Journal 4, April 2017
pages: 246-250

Ventricular Late Potentials Immediately Post ST-Elevation Myocardial Infarction, and Very Long-Term Mortality

Summary

Background:

The very long-term prognostic significance of ventricular late potentials (VLP) in patients post ST-elevation myocardial infarction (STEMI) is unclear.

Objective:

To evaluate the long-term predictive value of VLP for mortality post-STEMI.

Methods:

We conducted serial signal-averaged electrocardiography (SAECG) measurements in 63 patients on the 1st, 2nd and 3rd day pre-discharge, and 30 days after STEMI in patients admitted in 2001. We followed the patients for 10 years and correlated the presence of VLP with all-cause and cardiovascular mortality.

Results:

The mean age was 59.9 ± 12.3 years.
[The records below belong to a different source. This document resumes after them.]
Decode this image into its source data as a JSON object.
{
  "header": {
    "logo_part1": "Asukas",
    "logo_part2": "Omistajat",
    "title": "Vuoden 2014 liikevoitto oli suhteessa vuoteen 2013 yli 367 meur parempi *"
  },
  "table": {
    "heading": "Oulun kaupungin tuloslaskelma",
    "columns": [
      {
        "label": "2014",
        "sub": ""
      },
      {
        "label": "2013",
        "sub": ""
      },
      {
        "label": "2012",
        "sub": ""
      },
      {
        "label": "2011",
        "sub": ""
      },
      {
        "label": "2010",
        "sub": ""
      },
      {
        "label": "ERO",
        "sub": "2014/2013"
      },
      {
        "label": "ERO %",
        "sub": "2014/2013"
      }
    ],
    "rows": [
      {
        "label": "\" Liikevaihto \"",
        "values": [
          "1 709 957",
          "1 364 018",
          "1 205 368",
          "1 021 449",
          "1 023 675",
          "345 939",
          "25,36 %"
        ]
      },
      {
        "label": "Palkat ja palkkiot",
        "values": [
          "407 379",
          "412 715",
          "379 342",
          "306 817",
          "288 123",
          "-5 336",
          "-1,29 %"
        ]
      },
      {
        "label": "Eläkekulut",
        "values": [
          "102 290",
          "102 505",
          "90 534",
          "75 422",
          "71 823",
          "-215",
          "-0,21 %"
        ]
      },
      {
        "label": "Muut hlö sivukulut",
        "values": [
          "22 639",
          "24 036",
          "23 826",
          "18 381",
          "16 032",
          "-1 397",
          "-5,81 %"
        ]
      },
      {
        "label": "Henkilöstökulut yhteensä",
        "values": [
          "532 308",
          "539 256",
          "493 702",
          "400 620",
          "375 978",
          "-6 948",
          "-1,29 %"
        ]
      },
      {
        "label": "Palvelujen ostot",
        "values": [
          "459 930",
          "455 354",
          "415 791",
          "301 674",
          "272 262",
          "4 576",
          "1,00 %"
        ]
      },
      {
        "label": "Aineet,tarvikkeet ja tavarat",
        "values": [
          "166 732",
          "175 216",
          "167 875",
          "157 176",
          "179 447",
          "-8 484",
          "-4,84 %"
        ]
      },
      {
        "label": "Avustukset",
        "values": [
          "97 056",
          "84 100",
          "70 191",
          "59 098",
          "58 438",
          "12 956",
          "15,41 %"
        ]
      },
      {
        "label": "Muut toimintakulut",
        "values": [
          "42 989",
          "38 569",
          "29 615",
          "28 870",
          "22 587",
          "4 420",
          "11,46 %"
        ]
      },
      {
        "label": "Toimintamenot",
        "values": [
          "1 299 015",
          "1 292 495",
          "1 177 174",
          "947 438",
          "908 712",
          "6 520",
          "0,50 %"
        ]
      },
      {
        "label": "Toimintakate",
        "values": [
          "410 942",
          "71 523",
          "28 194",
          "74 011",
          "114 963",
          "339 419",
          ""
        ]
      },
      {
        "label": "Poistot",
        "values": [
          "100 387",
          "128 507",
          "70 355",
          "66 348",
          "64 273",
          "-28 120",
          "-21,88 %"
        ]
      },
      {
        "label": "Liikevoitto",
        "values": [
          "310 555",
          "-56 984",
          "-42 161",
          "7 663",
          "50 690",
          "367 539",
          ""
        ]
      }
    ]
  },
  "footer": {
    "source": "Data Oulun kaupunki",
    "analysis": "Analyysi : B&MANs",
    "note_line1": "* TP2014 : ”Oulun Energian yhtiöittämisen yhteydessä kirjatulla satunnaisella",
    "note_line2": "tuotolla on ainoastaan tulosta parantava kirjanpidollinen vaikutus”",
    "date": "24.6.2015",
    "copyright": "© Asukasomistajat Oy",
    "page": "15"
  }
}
Thrombolysis was performed in 41 patients (65%). Percutaneous coronary intervention was performed pre-discharge in 40 patients (63%) and coronary artery bypass grafting in 7 (11%). Five consecutive measurements to define the presence of VLP were obtained in 52 patients (21 with VLP and 31 without). We found a higher prevalence of VLP in males compared to females (QRS segment > 114 msec, 51% vs. 12%, P = 0.02, duration of the low amplitude signal < 40 mV) in the terminal portion of the averaged QRS complex > 38 msec, 47% vs. 25%, P = 0.05). Over 10 years of follow-up, 14 (22%) patients died, 10 (70%) due to cardiovascular non-arrhythmic complications, 6 with VLP compared to only 3 without (28.6% vs. 9.7%, P = 0.125, hazard ratio = 2.96, confidence intervals = 0.74–11.84) (are these numbers meant to total 10?).

Conclusions:

Over 10 years of follow-up, the presence of VLP in early post-STEMI is not predictive of arrhythmic or non-arrhythmic cardiovascular mortality.